Madera de acacia, propiedades

La madera de acacia se emplea, sobre todo, para la fabricación de muebles de baño, cocina y de jardín, ya que es duradera y resistente al agua, ideal para elementos de uso intenso que están en contacto frecuente con líquidos. Por su fino acabado también se fabrican con ellas muebles de interior e incluso tarimas para suelos.

Los expertos afirman que, incluso sin protección ni tratamientos, este tipo de madera puede durar hasta 40 años en buenas condiciones. Es de color marrón oscuro con un atractivo veteado natural, que le da calidez y un toque distinguido en el hogar. Es una madera dura que tampoco se raya fácilmente y su resistencia al agua evita la aparición de hongos, sin que se produzcan deformaciones ni manchas feas.

Como muchos otros tipos de madera, la acacia es antibacteriana de manera naturaly por tanto, se puede utilizar para preparar o servir alimentos. Podemos encontrarla en una amplia variedad de tonos, desde un marrón claro hasta otros más intensos y con listas casi negras, que permiten realzar la decoración de una cocina.

Para su uso al aire libre, como muebles de jardín y complementos para espacios exteriores, es una opción a tomar en cuenta, ya que soporta muy bien los cambios de temperatura y humedad. En el mercado se puede encontrar un amplio abanico de muebles fabricados con madera de acacia, ya que realmente es una madera idónea para ello.
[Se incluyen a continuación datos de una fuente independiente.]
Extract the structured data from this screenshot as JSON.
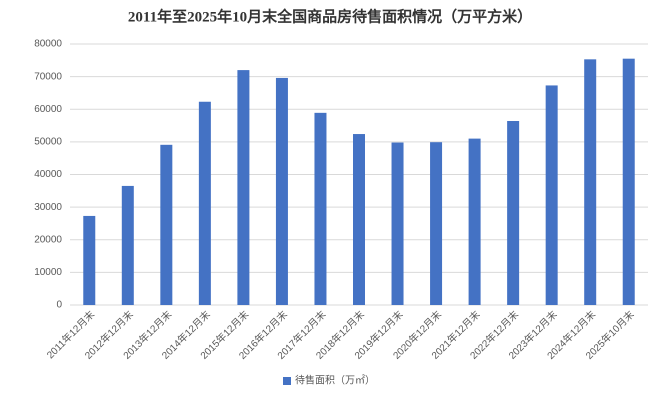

Cómo tratar la madera de acacia

A la hora de trabajar la madera de acacia, uno de los procesos más importantes para un buen acabado es el lijado. Un buen acabado debe ser fino, sin astillas, hendiduras ni grietas. Los profesionales utilizan para ello lijadoras con movimiento circular y excéntrico. Esta herramienta pueden incluir un práctico depósito para el polvo que resulta del lijado y se usa antes antes de pintar o barnizar. Estas máquinas se complementan con discos de lija que se adhieren con velcro, y suelen tener 125mm o 150mm de diámetro.

El lijado orbital de estos lijadores que se puede ver aquí, ofrecen un movimiento único en comparación con el de otras lijadoras, ya que realizan un giro simultáneo del disco de lijado a la vez que lo mueven haciendo pequeñas elipses, y ésto permite trabajar la madera sin tener que preocuparse por el sentido de la veta. De esta manera, la lija pasará dos veces por el mismo lugar en cada rotación sin rayar la superficie. Gracias a este tipo de giro, la herramienta no deja huellas de remolino en la superficie de la madera.

Apariencia

La madera de acacia es bastante lisa de forma natural y más aún cuando es tratada. Tiene un tono cálido con vetas naturales muy atractivas, en color rojizo o en tonos obscuros, según la pieza.

La acacia es una madera elegante que encaja muy bien en mobiliario exterior y para decoración de estilo rural. Tiene una apariencia muy atractiva, ya sea pulida, barnizada o al natural.

Cuidado

Los productos fabricados con madera de acacia, como sillas y mesas de exterior, se deben limpiar a mano con agua y un paño suave, sin sumergirlos y sin exponerlos a temperaturas extremas de calor o frío.

La acacia puede resistir muchos años sin tratamientos especiales contra las plagas típicas de la madera seca como termitas, carcoma y otros insectos. Pero conviene realizar un mantenimiento, al menos una vez al año, para que la madera se reseque. Una de las mejores opciones es aplicar aceite de teca sobre la superficie.

banco alrededor árbol

Como puedes ver, ésta es una madera con buenas cualidades físicas y estéticas. Si te preguntas sobre el precio de la madera de acacia, aunque se considerada un poco elevada, hay una razón importante para ello: su venta es un tema delicado que hay que controlar. Hay organizaciones que se esfuerzan por acabar con su explotación desmesurada.